Leading Edge is fine, Bleeding Edge is just too painful.
I have always favored stable systems over the latest whiz-bangs. Maybe my laptop is still stuck back in the Win98SE days at 450 MHz on a P-3 chip, but it works very well and delivers the critical functions I need. (It is also one of their old Z505 ultra light series so it is easy to throw in a briefcase and take with me.)
For a phone I have the old Samsung i500 which has Palm OS 4.1 on it. Likewise my Creative Zen only plays MP3s and the rest of the portable electronics would draw only a sneer at a garage sale.
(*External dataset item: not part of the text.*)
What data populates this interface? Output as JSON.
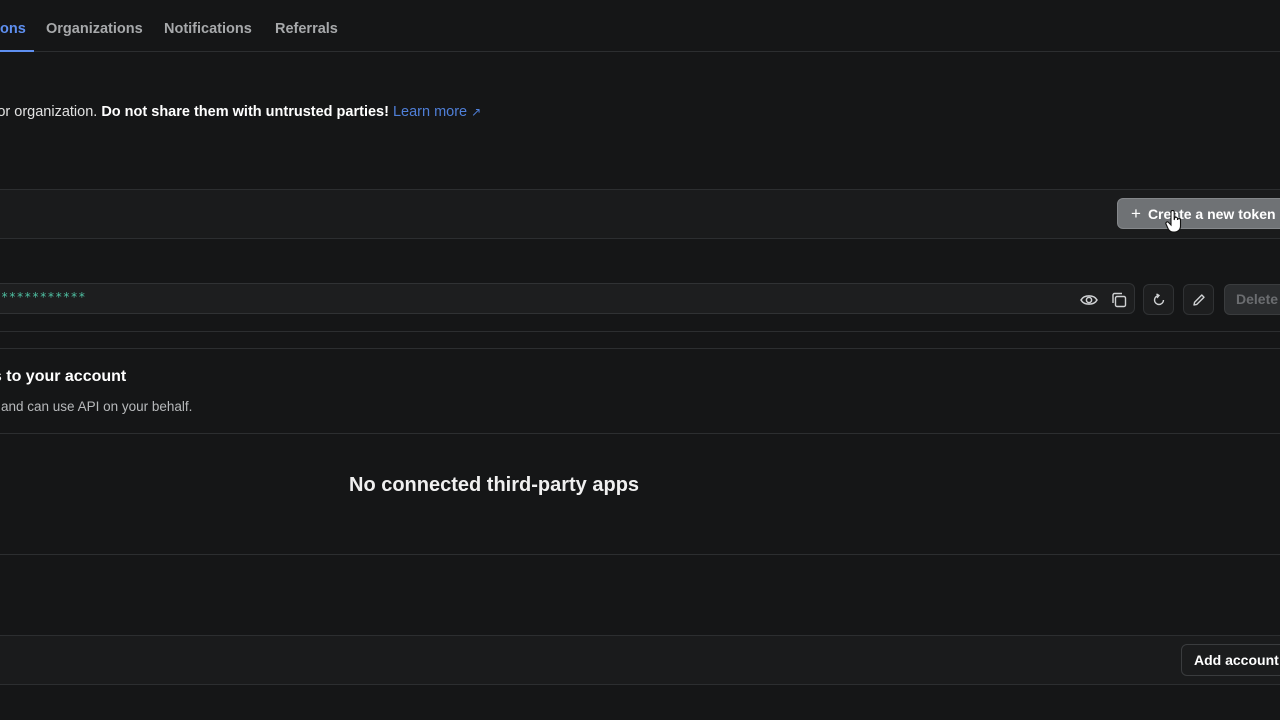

What is critical for me is that I can depend on what I have. Clients will not remain with someone that blames his or her equipment (no matter how true it is) for any delay or failure. I am slow to change the desktop -- the last upgrade was to a dual core 3 GHz Intel chip on an Intel board. It is not going to win any awards for speed from gamers but it will be there when I need it. The disks are mirrored RAID and backed up. Again, remove as many points of failure as possible.
I feel for you Bob, I too have ventured into unknown areas. Sometimes with good results such as the Sony Reader I picked up last November, and sometimes with results that are sitting in a box in the basement or have already gone to a recycle center because everyone on eBay was smarter than I was about the device.